Cowart guardaba silencio.

– Entonces descubren que tienen mucho en común. Como que habían estado en el mismo lugar al mismo tiempo, conduciendo el mismo tipo de coche. Y se les ocurre una idea, ¿sabe? Una idea muy buena. La clase de plan que no habría concebido ni el mismísimo ayudante del demonio. El hombre que jamás saldrá del corredor de la muerte se atribuirá el crimen del otro. Y a cambio, el otro hombre hará algo por su socio cuando salga en libertad. ¿Me sigue?

Cowart permanecía inmóvil.

– ¿Lo ve, maldito cabrón?

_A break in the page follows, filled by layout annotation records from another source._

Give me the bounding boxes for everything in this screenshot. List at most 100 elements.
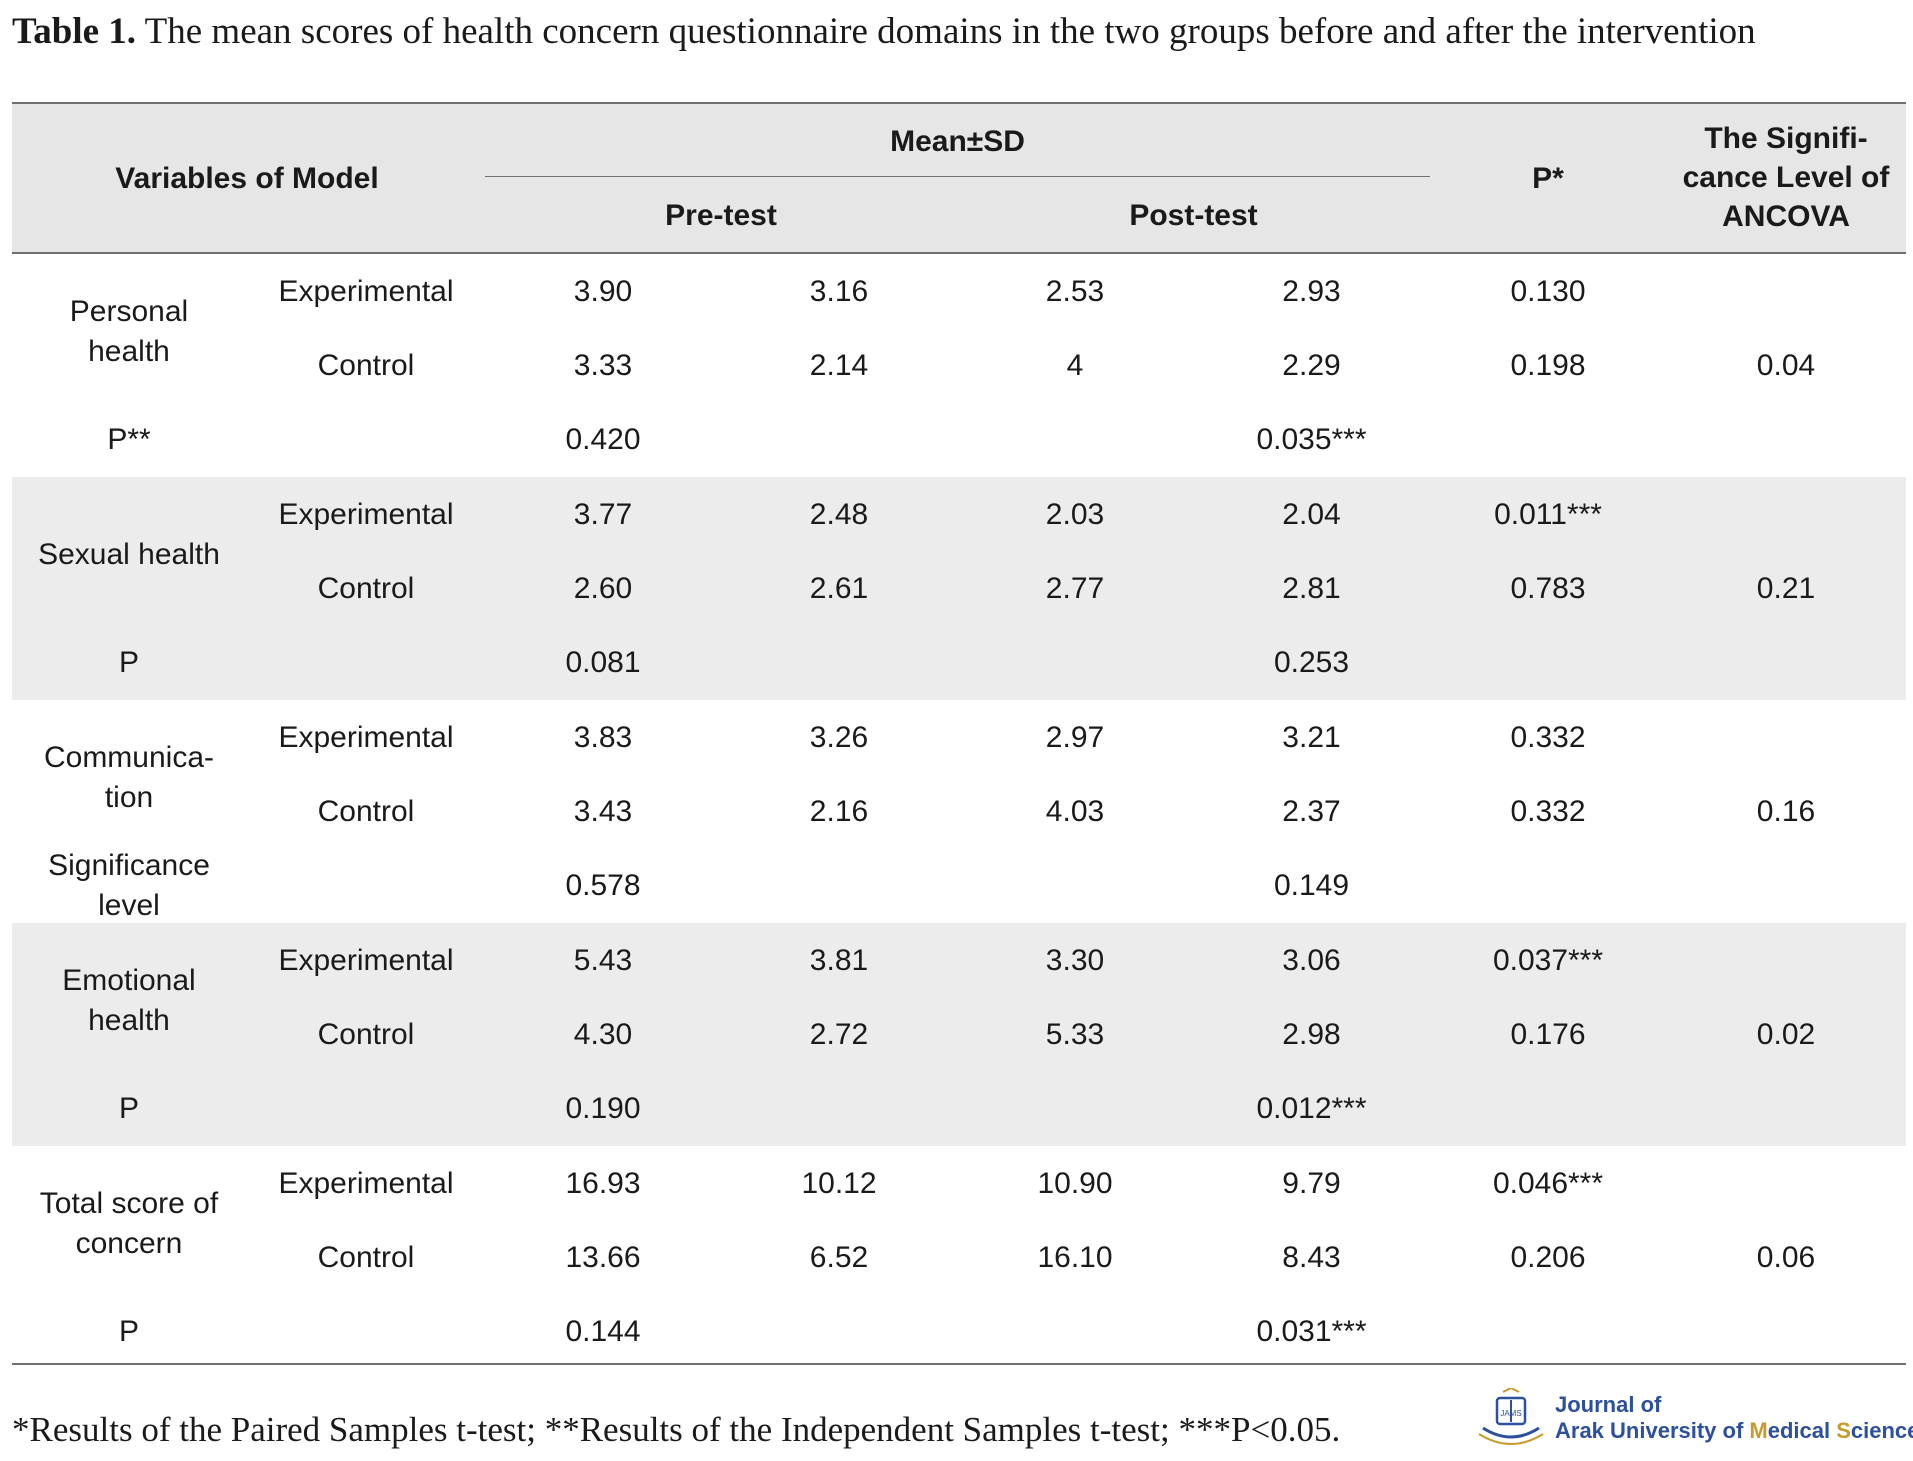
pre-test-mean: 3.33 [573,349,633,382]
post-test-sd: 9.79 [1282,1167,1341,1200]
shaded-section-band [12,923,1906,1146]
domain-label: Communica- [43,741,215,774]
caption-label: Table 1. [12,11,137,52]
significance-label: P [118,1092,139,1125]
post-test-mean: 4 [1066,349,1084,382]
mean-sd-underline [485,176,1430,177]
group-label: Experimental [278,275,454,308]
group-label: Control [317,349,415,382]
pre-test-sd: 2.48 [809,498,869,531]
header-ancova-line1: The Signifi- [1704,122,1868,155]
paired-p-value: 0.332 [1510,721,1586,754]
pre-test-mean: 2.60 [573,572,633,605]
post-test-mean: 5.33 [1045,1018,1105,1051]
significance-post: 0.035*** [1256,423,1367,456]
post-test-sd: 2.81 [1282,572,1341,605]
group-label: Control [317,572,415,605]
post-test-sd: 8.43 [1282,1241,1341,1274]
paired-p-value: 0.206 [1510,1241,1586,1274]
pre-test-sd: 2.72 [809,1018,869,1051]
group-label: Control [317,795,415,828]
post-test-sd: 2.98 [1282,1018,1341,1051]
pre-test-sd: 10.12 [801,1167,877,1200]
paired-p-value: 0.046*** [1492,1167,1604,1200]
post-test-sd: 3.06 [1282,944,1341,977]
post-test-sd: 2.04 [1282,498,1341,531]
header-ancova-line2: cance Level of [1682,161,1890,194]
post-test-mean: 4.03 [1045,795,1105,828]
post-test-sd: 3.21 [1282,721,1341,754]
pre-test-sd: 6.52 [809,1241,869,1274]
paired-p-value: 0.130 [1510,275,1586,308]
post-test-mean: 10.90 [1037,1167,1113,1200]
pre-test-mean: 3.83 [573,721,633,754]
pre-test-mean: 3.77 [573,498,633,531]
significance-label: level [98,889,160,922]
journal-name-part: M [1749,1418,1768,1443]
significance-pre: 0.420 [565,423,641,456]
group-label: Control [317,1018,415,1051]
paired-p-value: 0.332 [1510,795,1586,828]
pre-test-sd: 3.26 [809,721,869,754]
paired-p-value: 0.783 [1510,572,1586,605]
pre-test-sd: 3.16 [809,275,869,308]
journal-name-line2: Arak University of Medical Sciences [1555,1418,1913,1444]
group-label: Experimental [278,721,454,754]
post-test-mean: 2.77 [1045,572,1105,605]
significance-label: P [118,646,139,679]
domain-label: tion [104,781,154,814]
significance-post: 0.149 [1273,869,1350,902]
pre-test-sd: 2.61 [809,572,869,605]
footnote: *Results of the Paired Samples t-test; *… [12,1410,1341,1449]
header-pre-test: Pre-test [665,199,777,232]
pre-test-mean: 3.90 [573,275,633,308]
emblem-text: JAMS [1500,1409,1521,1418]
domain-label: Personal [69,295,189,328]
ancova-value: 0.04 [1756,349,1816,382]
post-test-mean: 2.53 [1045,275,1105,308]
ancova-value: 0.02 [1756,1018,1816,1051]
significance-post: 0.253 [1273,646,1350,679]
domain-label: Emotional [62,964,196,997]
significance-post: 0.012*** [1256,1092,1367,1125]
header-mean-sd: Mean±SD [890,125,1025,158]
group-label: Experimental [278,498,454,531]
significance-label: P** [107,423,151,456]
pre-test-mean: 4.30 [573,1018,633,1051]
top-rule [12,102,1906,104]
significance-label: P [118,1315,139,1348]
significance-pre: 0.081 [565,646,641,679]
group-label: Control [317,1241,415,1274]
ancova-value: 0.06 [1756,1241,1816,1274]
domain-label: health [88,335,170,368]
significance-pre: 0.144 [565,1315,641,1348]
table-caption: Table 1. The mean scores of health conce… [12,8,1756,56]
pre-test-sd: 2.14 [809,349,869,382]
journal-name: Journal of Arak University of Medical Sc… [1555,1392,1913,1444]
journal-name-part: S [1836,1418,1851,1443]
pre-test-mean: 5.43 [573,944,633,977]
pre-test-mean: 3.43 [573,795,633,828]
header-variables: Variables of Model [115,162,379,195]
header-band [12,103,1906,253]
journal-name-part: edical [1767,1418,1837,1443]
significance-post: 0.031*** [1256,1315,1367,1348]
journal-name-line1: Journal of [1555,1392,1662,1417]
post-test-mean: 3.30 [1045,944,1105,977]
paired-p-value: 0.198 [1510,349,1586,382]
paired-p-value: 0.037*** [1492,944,1604,977]
journal-logo: JAMS Journal of Arak University of Medic… [1475,1388,1913,1452]
group-label: Experimental [278,1167,454,1200]
domain-label: concern [75,1227,183,1260]
significance-pre: 0.190 [565,1092,641,1125]
pre-test-mean: 16.93 [565,1167,641,1200]
ancova-value: 0.16 [1756,795,1816,828]
header-ancova: The Signifi- cance Level of ANCOVA [1666,119,1906,236]
domain-label: Sexual health [38,538,220,571]
significance-pre: 0.578 [565,869,641,902]
shaded-section-band [12,477,1906,700]
paired-p-value: 0.176 [1510,1018,1586,1051]
group-label: Experimental [278,944,454,977]
header-p: P* [1532,162,1564,195]
significance-label: Significance [48,849,210,882]
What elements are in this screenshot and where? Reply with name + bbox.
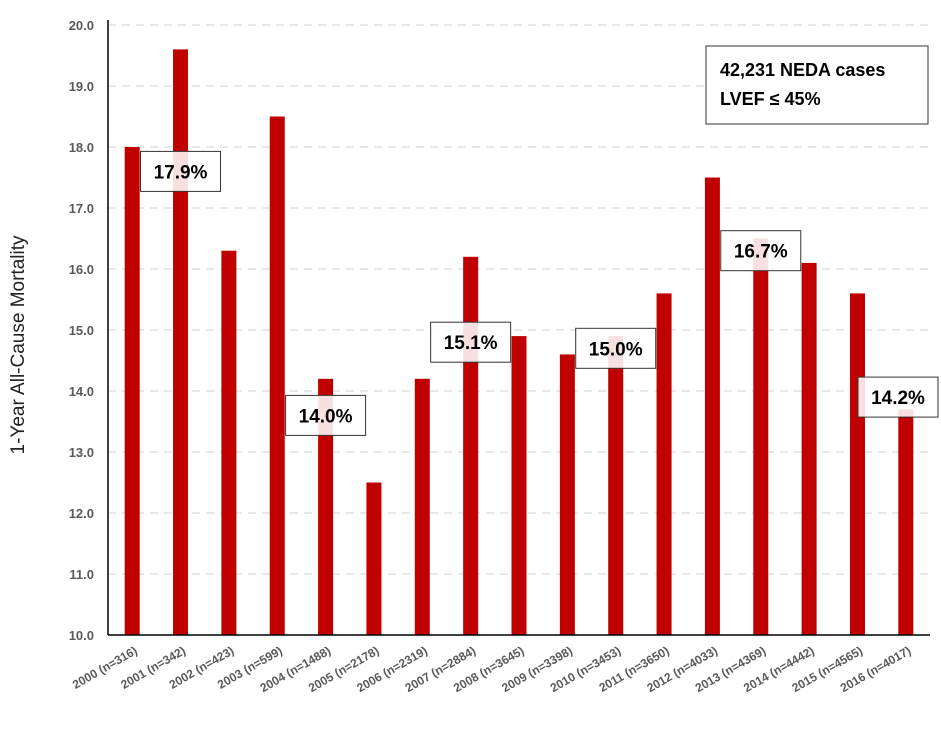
bar bbox=[511, 336, 527, 635]
annotation-box bbox=[285, 394, 367, 436]
annotation-label: 17.9% bbox=[154, 162, 208, 183]
bar bbox=[608, 336, 624, 635]
bar bbox=[898, 409, 914, 635]
bars bbox=[124, 49, 914, 635]
annotation-box bbox=[575, 327, 657, 369]
y-tick-label: 20.0 bbox=[69, 18, 94, 33]
bar bbox=[753, 238, 769, 635]
annotation-box bbox=[140, 150, 222, 192]
y-tick-label: 17.0 bbox=[69, 201, 94, 216]
bar bbox=[318, 378, 334, 635]
annotation-label: 14.0% bbox=[299, 406, 353, 427]
annotation-box bbox=[720, 230, 802, 272]
annotations: 17.9% 14.0% 15.1% 15.0% 16.7% 14.2% bbox=[140, 150, 939, 436]
bar bbox=[366, 482, 382, 635]
annotation-label: 14.2% bbox=[871, 388, 925, 409]
bar bbox=[849, 293, 865, 635]
y-tick-label: 11.0 bbox=[69, 567, 94, 582]
axes bbox=[107, 20, 930, 636]
x-tick-labels: 2000 (n=316)2001 (n=342)2002 (n=423)2003… bbox=[70, 643, 913, 695]
bar bbox=[656, 293, 672, 635]
legend-box: 42,231 NEDA cases LVEF ≤ 45% bbox=[705, 45, 929, 125]
annotation: 15.0% bbox=[575, 327, 657, 369]
annotation: 17.9% bbox=[140, 150, 222, 192]
y-tick-label: 10.0 bbox=[69, 628, 94, 643]
annotation: 14.0% bbox=[285, 394, 367, 436]
annotation-label: 16.7% bbox=[734, 242, 788, 263]
legend-frame bbox=[705, 45, 929, 125]
bar bbox=[463, 256, 479, 635]
y-tick-label: 18.0 bbox=[69, 140, 94, 155]
y-tick-label: 15.0 bbox=[69, 323, 94, 338]
annotation: 15.1% bbox=[430, 321, 512, 363]
bar bbox=[704, 177, 720, 635]
y-tick-label: 12.0 bbox=[69, 506, 94, 521]
legend-line: LVEF ≤ 45% bbox=[720, 89, 821, 109]
y-axis-label: 1-Year All-Cause Mortality bbox=[8, 235, 29, 454]
bar bbox=[414, 378, 430, 635]
annotation-box bbox=[430, 321, 512, 363]
annotation-label: 15.0% bbox=[589, 339, 643, 360]
bar bbox=[559, 354, 575, 635]
bar bbox=[269, 116, 285, 635]
y-tick-label: 16.0 bbox=[69, 262, 94, 277]
y-tick-label: 19.0 bbox=[69, 79, 94, 94]
bar bbox=[801, 262, 817, 635]
bar bbox=[124, 147, 140, 635]
annotation: 14.2% bbox=[857, 376, 939, 418]
bar bbox=[221, 250, 237, 635]
legend-line: 42,231 NEDA cases bbox=[720, 60, 885, 80]
annotation: 16.7% bbox=[720, 230, 802, 272]
y-tick-labels: 10.0 11.0 12.0 13.0 14.0 15.0 16.0 17.0 18.0 19.0… bbox=[69, 18, 94, 643]
y-tick-label: 13.0 bbox=[69, 445, 94, 460]
bar bbox=[173, 49, 189, 635]
annotation-box bbox=[857, 376, 939, 418]
annotation-label: 15.1% bbox=[444, 333, 498, 354]
y-tick-label: 14.0 bbox=[69, 384, 94, 399]
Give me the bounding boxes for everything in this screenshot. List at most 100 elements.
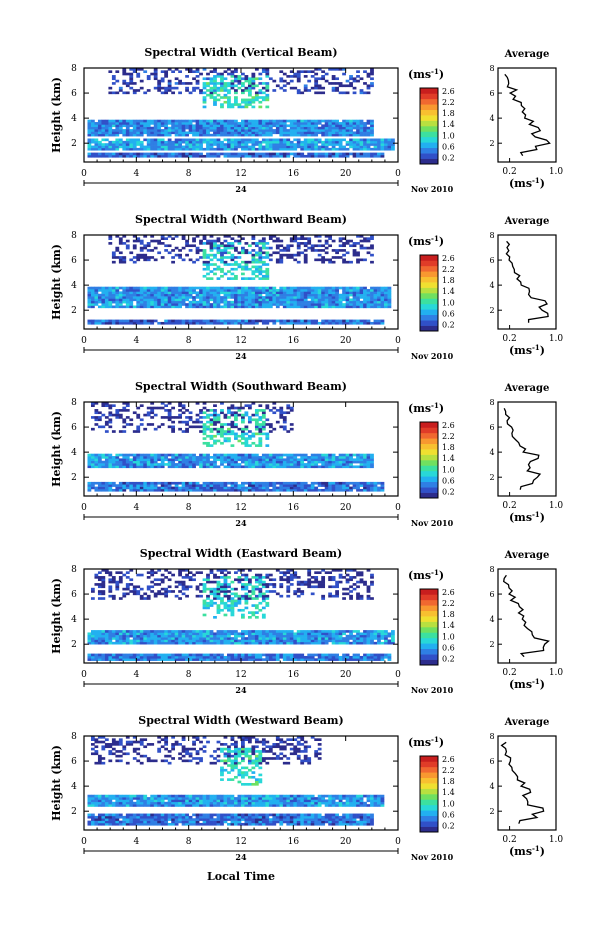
profile-x-tick-label: 1.0: [549, 334, 564, 344]
heatmap-cell: [227, 256, 231, 259]
heatmap-cell: [352, 286, 357, 290]
heatmap-cell: [345, 293, 350, 297]
heatmap-cell: [251, 463, 256, 466]
heatmap-cell: [143, 639, 148, 643]
heatmap-cell: [164, 658, 169, 661]
heatmap-cell: [241, 569, 245, 572]
heatmap-cell: [164, 75, 169, 78]
heatmap-cell: [363, 237, 367, 240]
heatmap-cell: [237, 242, 242, 245]
heatmap-cell: [220, 147, 224, 151]
heatmap-cell: [118, 641, 123, 645]
heatmap-cell: [160, 305, 165, 309]
heatmap-cell: [209, 655, 214, 659]
heatmap-cell: [160, 286, 165, 290]
heatmap-cell: [216, 98, 221, 102]
heatmap-cell: [303, 242, 308, 245]
heatmap-cell: [359, 145, 364, 149]
panel-2: Spectral Width (Northward Beam)0 4 8 12 16 20…: [50, 213, 563, 361]
heatmap-cell: [370, 486, 374, 490]
heatmap-cell: [150, 133, 155, 137]
heatmap-cell: [279, 321, 284, 325]
heatmap-cell: [338, 303, 343, 306]
heatmap-cell: [307, 133, 312, 137]
heatmap-cell: [303, 486, 308, 490]
heatmap-cell: [181, 291, 186, 295]
heatmap-cell: [258, 253, 263, 257]
heatmap-cell: [237, 289, 242, 292]
heatmap-cell: [234, 126, 238, 130]
heatmap-cell: [118, 409, 123, 412]
heatmap-cell: [171, 296, 176, 299]
heatmap-cell: [286, 152, 291, 156]
heatmap-cell: [380, 152, 385, 156]
heatmap-cell: [178, 583, 182, 586]
heatmap-cell: [282, 463, 287, 466]
heatmap-cell: [356, 154, 360, 158]
heatmap-cell: [188, 637, 193, 640]
heatmap-cell: [307, 286, 312, 290]
heatmap-cell: [275, 260, 280, 264]
heatmap-cell: [209, 293, 214, 297]
heatmap-cell: [153, 453, 158, 457]
heatmap-cell: [202, 260, 207, 264]
heatmap-cell: [227, 590, 231, 593]
heatmap-cell: [206, 413, 210, 417]
heatmap-cell: [286, 133, 291, 137]
heatmap-cell: [230, 601, 235, 605]
heatmap-cell: [171, 289, 176, 292]
heatmap-cell: [282, 488, 287, 492]
heatmap-cell: [279, 291, 284, 295]
heatmap-cell: [286, 143, 291, 146]
heatmap-cell: [293, 460, 298, 464]
heatmap-cell: [90, 590, 95, 593]
heatmap-cell: [181, 456, 186, 459]
heatmap-cell: [178, 300, 182, 304]
colorbar-segment: [420, 320, 438, 326]
heatmap-cell: [171, 427, 176, 431]
heatmap-cell: [188, 425, 193, 429]
heatmap-cell: [195, 594, 200, 598]
heatmap-cell: [216, 592, 221, 596]
heatmap-cells: [87, 402, 385, 492]
heatmap-cell: [181, 460, 186, 464]
heatmap-cell: [213, 119, 217, 123]
heatmap-cell: [279, 124, 284, 128]
heatmap-cell: [335, 152, 339, 156]
heatmap-cell: [272, 143, 277, 146]
heatmap-cell: [286, 249, 291, 252]
heatmap-cell: [279, 411, 284, 415]
heatmap-cell: [289, 484, 294, 487]
heatmap-cell: [303, 286, 308, 290]
heatmap-cell: [206, 420, 210, 424]
heatmap-cell: [220, 409, 224, 412]
heatmap-cell: [188, 488, 193, 492]
heatmap-cell: [366, 75, 371, 78]
heatmap-cell: [366, 488, 371, 492]
heatmap-cell: [227, 597, 231, 600]
heatmap-cell: [115, 465, 120, 469]
heatmap-cell: [104, 293, 109, 297]
heatmap-cell: [122, 420, 127, 424]
heatmap-cell: [303, 140, 308, 144]
heatmap-cell: [115, 587, 120, 591]
profile-line: [503, 408, 542, 490]
heatmap-cell: [136, 413, 141, 417]
heatmap-cell: [143, 298, 148, 302]
heatmap-cell: [317, 119, 322, 123]
heatmap-cell: [356, 460, 360, 464]
heatmap-cell: [195, 126, 200, 130]
heatmap-cell: [356, 286, 360, 290]
heatmap-cell: [261, 124, 266, 128]
heatmap-cell: [97, 658, 102, 661]
heatmap-cell: [282, 291, 287, 295]
y-axis-label: Height (km): [50, 244, 63, 320]
heatmap-cell: [195, 632, 200, 636]
heatmap-cell: [87, 484, 92, 487]
heatmap-cell: [370, 456, 374, 459]
heatmap-cell: [94, 138, 99, 142]
heatmap-cell: [268, 235, 273, 238]
heatmap-cell: [111, 143, 116, 146]
heatmap-cell: [328, 140, 333, 144]
heatmap-cell: [181, 458, 186, 462]
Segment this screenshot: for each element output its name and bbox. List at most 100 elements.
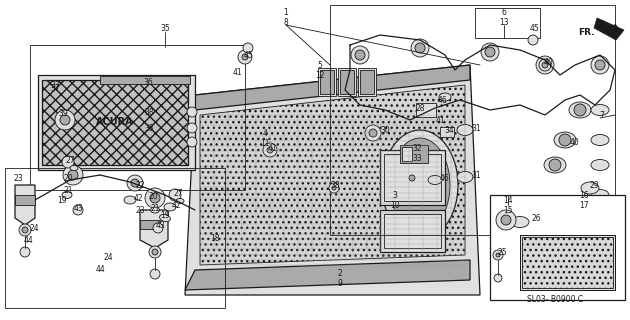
Text: 31: 31 xyxy=(471,124,481,132)
Text: 8: 8 xyxy=(284,18,289,27)
Circle shape xyxy=(574,104,586,116)
Bar xyxy=(330,5,615,235)
Polygon shape xyxy=(38,75,195,170)
Text: 1: 1 xyxy=(284,7,289,17)
Text: 22: 22 xyxy=(135,180,145,189)
Ellipse shape xyxy=(70,165,78,171)
Text: 23: 23 xyxy=(135,205,145,214)
Bar xyxy=(416,103,436,117)
Circle shape xyxy=(187,123,197,133)
Circle shape xyxy=(60,115,70,125)
Text: 30: 30 xyxy=(380,125,390,134)
Polygon shape xyxy=(200,85,465,265)
Ellipse shape xyxy=(62,191,72,198)
Text: ACURA: ACURA xyxy=(96,117,134,127)
Text: 9: 9 xyxy=(338,278,343,287)
Ellipse shape xyxy=(591,159,609,171)
Text: 41: 41 xyxy=(267,143,277,153)
Polygon shape xyxy=(195,65,470,110)
Polygon shape xyxy=(15,185,35,225)
Text: 32: 32 xyxy=(412,143,422,153)
Text: 34: 34 xyxy=(444,125,454,134)
Bar xyxy=(30,45,245,190)
Text: 42: 42 xyxy=(171,201,181,210)
Bar xyxy=(400,145,428,163)
Text: 42: 42 xyxy=(133,194,143,203)
Text: 43: 43 xyxy=(155,220,165,229)
Circle shape xyxy=(540,60,550,70)
Text: 20: 20 xyxy=(148,191,158,201)
Polygon shape xyxy=(140,210,168,248)
Ellipse shape xyxy=(151,207,159,213)
Circle shape xyxy=(145,188,165,208)
Polygon shape xyxy=(185,65,480,295)
Ellipse shape xyxy=(428,175,442,185)
Ellipse shape xyxy=(124,196,136,204)
Circle shape xyxy=(536,56,554,74)
Bar xyxy=(358,68,376,96)
Text: 37: 37 xyxy=(50,81,60,90)
Bar xyxy=(15,195,35,205)
Text: 20: 20 xyxy=(63,173,73,182)
Text: 46: 46 xyxy=(438,95,448,105)
Ellipse shape xyxy=(544,157,566,173)
Bar xyxy=(380,210,445,252)
Text: 38: 38 xyxy=(144,124,154,132)
Circle shape xyxy=(150,193,160,203)
Bar xyxy=(5,168,225,308)
Text: 33: 33 xyxy=(412,154,422,163)
Circle shape xyxy=(149,246,161,258)
Text: 45: 45 xyxy=(529,23,539,33)
Ellipse shape xyxy=(164,203,176,211)
Bar xyxy=(320,70,334,94)
Circle shape xyxy=(169,189,181,201)
Text: 40: 40 xyxy=(569,138,579,147)
Ellipse shape xyxy=(554,132,576,148)
Text: 19: 19 xyxy=(57,196,67,204)
Circle shape xyxy=(501,215,511,225)
Circle shape xyxy=(329,183,339,193)
Circle shape xyxy=(19,224,31,236)
Polygon shape xyxy=(42,80,188,165)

Nunca se lo habría tragado si las cosas hubiesen sido al revés. Por un lado, el pobre e inocente hombre negro, injustamente condenado; la gran víctima del racismo y el prejuicio. Por otro, el tipo blanco, malo y despiadado. Nunca habría funcionado si hubiera sido al contrario, no costaba tanto imaginárselo. Y lo más importante: todo lo que tuve que hacer fue hablarle a usted del cuchillo y escribir esa carta en el momento oportuno para que pudieran leerla en la vista. Pero lo mejor fue que sólo hizo falta negar la autoría del crimen, decir que yo no tenía nada que ver en el asunto. Lo cual era verdad. La mejor manera de hacer que una mentira funcione, Cowart, es añadirle un poco de verdad. Sabía que si yo confesaba, usted habría encontrado la manera de demostrar mi inocencia. Así que me limité a hacerle creer a usted y a todos sus colegas de la televisión y los periódicos que yo era el culpable; sólo hice que pareciera que ésa era la verdad. Luego dejé que la naturaleza siguiera su curso. Todo lo que tuve que hacer fue abrir apenas la puerta… -volvió a soltar una carcajada- para que Bobby Earl se colara por la rendija en cuanto usted la abriera del todo.